Une petite visite rapide de certains îlots du XIe sont là pour nous en convaincre : rue des Trois-Bornes, une montagne de fleurs est placée devant une fontaine. Là à quelques mètres, une jeune femme habitait un petit studio. Elle a été tuée au Bataclan. Ses voisins, ses amis ont alors érigé un petit mémorial pour rappeler son souvenir. Ailleurs encore, rue de la Folie Méricourt, à l’angle du parvis de l’église de Saint-Ambroise, encore un mémorial à la mémoire de Romain, le jeune gérant du bistrot « Cent kilos » mort à la terrasse d’un autre bar rue de Charonne. Boulevard Richard Lenoir, boulevard Voltaire, rue Oberkampf, rue Amelot, rue Saint-Maur, rue du Chemin Vert, rue de la Roquette, rue Sevan… : de très nombreuses rues rappellent le souvenir d’habitants morts ou blessés. 

« A l’ouest du XIe, les transactions sont au point mort »

Sur l’année 2015, l’immobilier sur le XIe résiste mais on assiste depuis mi-novembre à un réel fléchissement des transactions, en particulier dans le secteur République-Oberkampf et plus largement sur le secteur ouest de l’arrondissement délimité par la rue du Chemin Vert. Si à l’est de cette « ligne », le marché ne semble pas trop affecté par la vague d’attentats de 2015, il en est autrement pour l’autre partie. Selon Samuel Berrih, agent immobilier et sociétaire de la SO.CA.F., « les transactions sur le secteur République-Oberkampf sont au point mort depuis le 13 novembre. On avait déjà vécu cette situation au début de l’année avec l’attentat contre Charlie Hebdo, ce phénomène avait duré plusieurs mois. Nous avons observé un retour à la normale au début de l’été et jusqu’à novembre. Pour l’instant, il est encore un peu tôt pour expliquer la situation uniquement par les attentats, même s’il est fort probable que ces évènements y ont beaucoup contribué », estime Samuel Berrih.  

« Depuis le drame, je n’ai pas reçu le moindre coup de fil »

Un propriétaire qui cherche à vendre un appartement de 54 m² situé rue du Faubourg du Temple côté XIe, pratiquement en face du Palais des Glaces, est amère : « Mon appartement est situé face à la rue Bichat dans le Xe.

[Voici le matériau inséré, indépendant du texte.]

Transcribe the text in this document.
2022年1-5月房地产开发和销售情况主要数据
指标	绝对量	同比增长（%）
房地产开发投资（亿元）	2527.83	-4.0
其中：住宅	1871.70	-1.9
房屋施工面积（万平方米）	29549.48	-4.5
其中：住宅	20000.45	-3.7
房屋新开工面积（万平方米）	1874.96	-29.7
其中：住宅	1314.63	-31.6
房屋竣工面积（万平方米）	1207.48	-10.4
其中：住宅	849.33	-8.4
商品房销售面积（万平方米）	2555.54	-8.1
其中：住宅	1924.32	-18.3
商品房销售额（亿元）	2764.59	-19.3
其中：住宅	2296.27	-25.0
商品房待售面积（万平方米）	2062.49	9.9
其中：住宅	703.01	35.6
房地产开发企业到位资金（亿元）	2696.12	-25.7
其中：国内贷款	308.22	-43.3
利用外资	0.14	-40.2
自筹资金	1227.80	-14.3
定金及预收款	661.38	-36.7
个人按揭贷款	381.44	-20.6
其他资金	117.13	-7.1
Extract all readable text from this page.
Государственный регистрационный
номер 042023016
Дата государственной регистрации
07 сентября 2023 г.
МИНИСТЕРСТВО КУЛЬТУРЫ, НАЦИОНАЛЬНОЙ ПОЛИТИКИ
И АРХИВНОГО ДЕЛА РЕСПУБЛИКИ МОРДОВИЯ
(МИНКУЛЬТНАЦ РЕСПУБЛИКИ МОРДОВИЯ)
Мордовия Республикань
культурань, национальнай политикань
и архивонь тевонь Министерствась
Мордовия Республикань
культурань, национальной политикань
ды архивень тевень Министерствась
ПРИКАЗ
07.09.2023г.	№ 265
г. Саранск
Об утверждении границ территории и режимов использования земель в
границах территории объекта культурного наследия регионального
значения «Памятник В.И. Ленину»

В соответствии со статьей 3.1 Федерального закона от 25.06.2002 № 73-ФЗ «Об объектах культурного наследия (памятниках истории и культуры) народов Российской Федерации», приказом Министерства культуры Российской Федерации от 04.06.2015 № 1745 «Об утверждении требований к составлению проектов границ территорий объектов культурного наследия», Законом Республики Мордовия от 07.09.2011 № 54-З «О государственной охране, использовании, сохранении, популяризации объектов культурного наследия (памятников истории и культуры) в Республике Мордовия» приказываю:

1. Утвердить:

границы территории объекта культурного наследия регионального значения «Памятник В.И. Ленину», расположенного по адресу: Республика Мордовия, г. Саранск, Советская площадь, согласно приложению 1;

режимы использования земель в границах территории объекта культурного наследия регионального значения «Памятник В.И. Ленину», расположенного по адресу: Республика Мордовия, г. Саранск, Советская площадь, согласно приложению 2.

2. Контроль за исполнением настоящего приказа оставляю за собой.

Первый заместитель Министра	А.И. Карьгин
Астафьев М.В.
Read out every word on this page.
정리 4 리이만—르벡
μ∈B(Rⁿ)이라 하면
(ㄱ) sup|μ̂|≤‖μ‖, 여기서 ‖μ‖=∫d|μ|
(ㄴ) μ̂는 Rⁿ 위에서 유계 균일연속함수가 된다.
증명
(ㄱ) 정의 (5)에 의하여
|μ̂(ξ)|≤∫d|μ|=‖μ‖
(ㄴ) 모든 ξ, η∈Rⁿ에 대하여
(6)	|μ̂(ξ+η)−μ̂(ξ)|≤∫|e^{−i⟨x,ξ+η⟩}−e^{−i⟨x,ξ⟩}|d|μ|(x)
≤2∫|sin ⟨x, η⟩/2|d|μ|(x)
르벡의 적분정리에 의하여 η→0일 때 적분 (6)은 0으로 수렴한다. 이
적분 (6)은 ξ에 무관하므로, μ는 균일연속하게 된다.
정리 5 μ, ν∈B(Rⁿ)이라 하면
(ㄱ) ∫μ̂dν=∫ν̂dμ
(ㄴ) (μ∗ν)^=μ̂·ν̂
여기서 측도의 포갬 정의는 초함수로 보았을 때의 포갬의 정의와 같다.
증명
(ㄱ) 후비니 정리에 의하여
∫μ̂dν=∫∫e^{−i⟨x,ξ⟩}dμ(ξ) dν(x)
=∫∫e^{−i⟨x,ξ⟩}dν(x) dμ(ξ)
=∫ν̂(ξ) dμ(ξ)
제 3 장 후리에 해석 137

Là, regardez, à 100 mètres, on voit Le Petit Cambodge et Le Carillon, les deux premiers restaurants mitraillés où une quinzaine de personnes ont été tuées. Là, à gauche, à 50 mètres, c’est « La bonne bière », où cinq autres personnes ont été abattues. J’ai mis mon appartement en vente en octobre. J’avais des visites prévues mais toutes ont été annulées. Depuis le drame, je n’ai pas reçu le moindre coup de fil ».   

« Mon père veut que je quitte le quartier avant Noël »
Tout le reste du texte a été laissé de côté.